Tabel 2.2 Perbedaan ileus obstruktif simple dan strangulate
(Sumber : Bickle dan Kelly, 2002)

Obstruksi Gelung Tertutup


Terjadi saat obstruksi terdapat di dua tempat. Volvulus merupakan sebab yang paling
sering dan dapat juga menyebabkan terjadinya perputaran mesenterium. Obstruksi di bagian
distal dari usus besar juga dapat menyebabkan terjadinya closed loop obstruction jika katup
ileocekal masih tersisa. Saat tekanan intralumen di segmen obstruksi meningkat, sekresi cairan ke
dalam lumen meningkat sementara absorbsinya menurun. Kepentingan klinis yang mungkin
terjadi akibat fenomena ini ialah meningkatnya resiko kejadian strangulasi. Distensi pada
obstruksi gelung tertutup terjadi sangat cepat sehingga biasanya strangulasi terjadi lebih dahulu
bahkan sebelum gejala klinis dari obstruksi tampak jelas.
Obstruksi Parsial Intestinal
Pada obstruksi parsial, lumen tak sepenuhnya tersumbat. Adhesi merupakan penyebab
tersering dari gangguan ini dan jarang sekali mengakibatkan terjadinya strangulasi. Obstruksi
parsial kronis dapat menyebabkan terjadinya penebalan dinding intestinal akibat hipertrofi otot.
Perpanjangan waktu kontraksi dan peningkatan kelompok kontraksi merupakan karakteristik
yang dapat ditemukan. Kelainan motoris ini dan kemungkinan berhubungan dengan pertumbuhan
bakteri dapat menyebabkan terjadinya malabsorbsi, distensi dan diare sekretorik.
Obstruksi kolon
Patofisiologi terjadinya obstruksi pada kolon berbeda dengan intestinal. Kolon khususnya
yang bagian distal memiliki kemampuan yang terbatas pada absorbsi.
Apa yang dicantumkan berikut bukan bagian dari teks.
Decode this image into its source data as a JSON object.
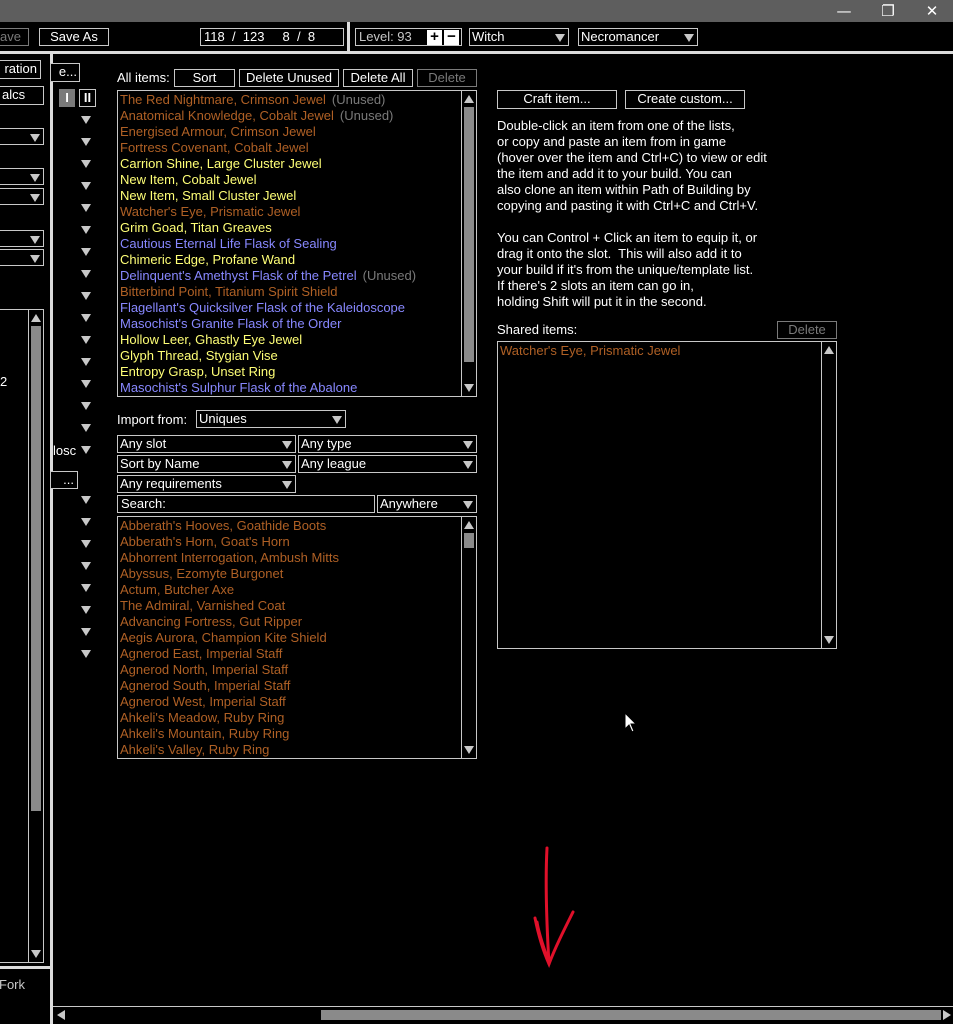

Akumulasi Cairan dan gas
di kolon terjadi lebih lambat karena posisinya yang berada paling distal dari saluran pencernaan
dan karena sebagian besar cairan telah diabsorbsi di usus halus. Distensi yang terjadi secara
perlahan ini memungkinkan kolon untuk beradaptasi dan dekompresi dapat terjadi karena katup
ileocecal yang inkompeten. Seperti disebutkan sebelumnya, katup ileocecal yang kompeten dapat
menyebabkan terjadinya closed loop obstruction. Dilatasi cecal dan penipisan dinding cecum
akibat penambahan diameter dapat meningkatkan resiko terjadinya rupture. Rupture dapat
disebabkan oleh iskemia yang terjadi pada dinding kolon, diastasis dari lapisan otot, ataupun
karena invasi bakteri di dinding kolon. Obstruksi kolon berakibat pada motilitas abnormal namun
tidak hiperperistaltik.

Tabel 2.3. Perbedaan ileus obstruktif usus halus dan usus besar
(Sumber : Bickle dan Kelly, 2002)

E. Klasifikasi
Berdasarkan penyebabnya ileus obstruktif dibedakan menjadi tiga kelompok (Yates, 2004) :
a. Lesi-lesi intraluminal, misalnya fekalit, benda asing, bezoar, batu empedu.
b. Lesi-lesi intramural, misalnya malignansi atau inflamasi.
c. Lesi-lesi ekstramural, misalnya adhesi, hernia, volvulus atau intususepsi.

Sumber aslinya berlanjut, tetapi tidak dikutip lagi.